The Web Poetry Corner - Diane Klammer - Changing Shapes (for Aaron)
Changing Shapes (for Aaron)
by
Diane Klammer
Strange geometry:
Intersecting lines
Cubicles, hexagrams quadrangles
Physics instructors
I haven't met
Shape you, Aaron
Into a scientist.
Your sister and I
Beeline to your door
Straight as the road will allow.
The freeway stops dead
At the University gates
Abrupt as if two Gargoyles
Are on guard.
My position in the car
Is as you remember.
My shoulders curl in anticipation.
My mind is a question mark.
Once inside, bewildering architecture
Draws us into your building.
Your small square room
With the bed above,
The desk underneath,
Houses you now.
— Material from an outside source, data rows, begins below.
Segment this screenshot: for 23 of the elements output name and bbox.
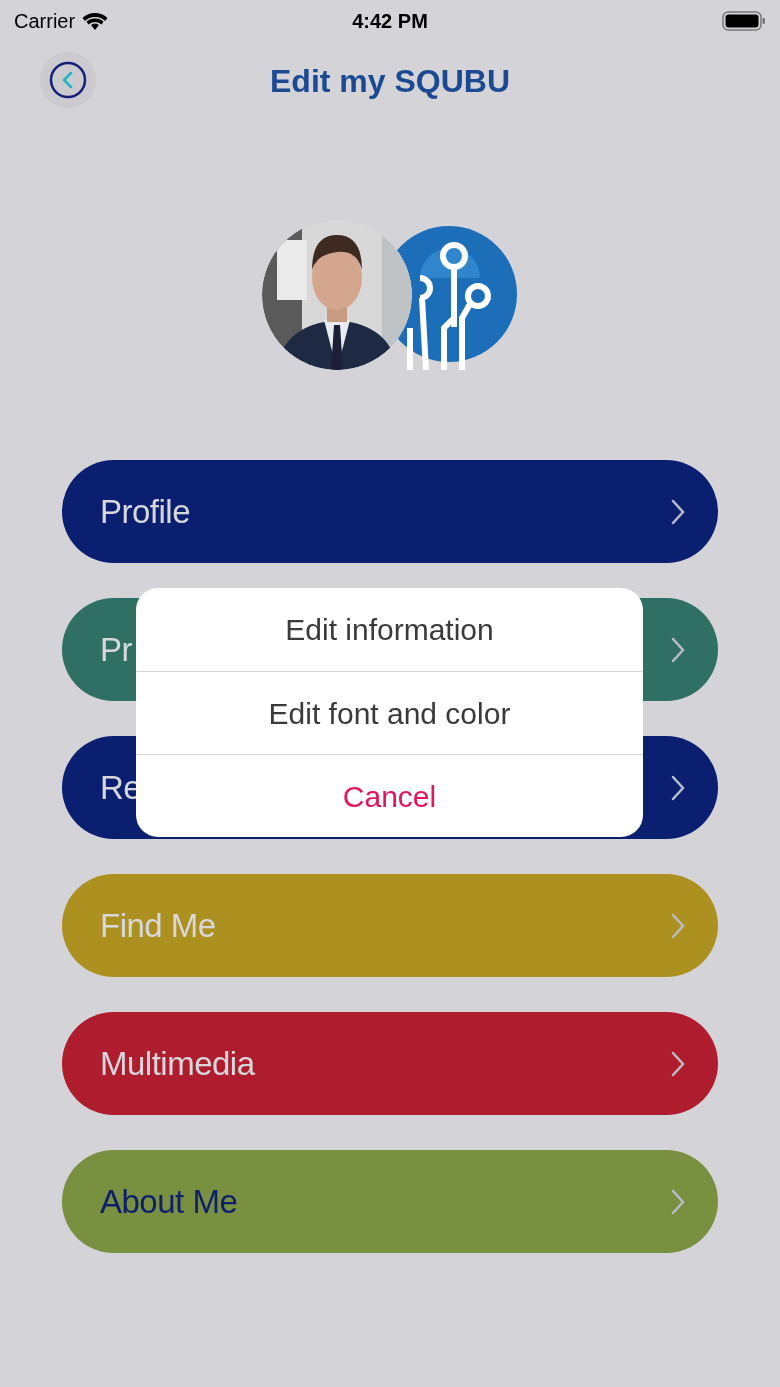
menu-label: Profile [100,491,191,532]
page-title: Edit my SQUBU [270,61,510,101]
chevron-icon [670,635,686,664]
clock-time: 4:42 PM [352,9,428,34]
back-icon [49,61,87,99]
menu-label: Find Me [100,905,216,946]
sheet-option[interactable]: Edit font and color [136,671,643,754]
menu-label: About Me [100,1181,238,1222]
menu-label: Pr [100,629,132,670]
battery-icon [722,10,766,32]
chevron-icon [670,1049,686,1078]
menu-item[interactable]: Multimedia [62,1012,718,1115]
menu-item[interactable]: Profile [62,460,718,563]
chevron-icon [670,1187,686,1216]
sheet-option[interactable]: Cancel [136,754,643,837]
menu-item[interactable]: About Me [62,1150,718,1253]
chevron-icon [670,497,686,526]
chevron-icon [670,911,686,940]
carrier-label: Carrier [14,9,76,34]
wifi-icon [81,11,110,31]
menu-label: Multimedia [100,1043,255,1084]
chevron-icon [670,773,686,802]
sheet-option[interactable]: Edit information [136,588,643,671]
We are guests ehere.
This is your territory.
The dining hall
Where we eat dinner
Seats our friends, making six.
Jokes and salt crystals
Tilt a salt shaker
Humor is bouncced back and forth everywhere.
Your ring of sapphire blue
Turns into
A six pointed star
This rapid fire conversation
In hexagonal patterns
Amuses me.
The math of a game of pool
Confuses me.
I see imaginary lines
Crisscrossing the table.
It is late. I am tired. I am cross.
Amidst foreign shores
Of unfamiliar waves breaking
Into spur of moment decisions
I am lost.
Earlier in the evening
We saw a pyramid;
The ever burning light
Flickers from me.
Almost burnt out
I fade from your life.
Only five weeks into college
I can no longer hold you.
Your mind, always intricate
Is a distant million light years
Away from me
Two hours down the road
At UCSB.
How will they shape you
In four years,
My only son?
Who only yesterday
Was clinging to my legs before
Running off to explore your toddler world.
My legs are stems
Which will become more tired still
As I remain grounded,
Wishing to be
A vine growing near this tree towering above me.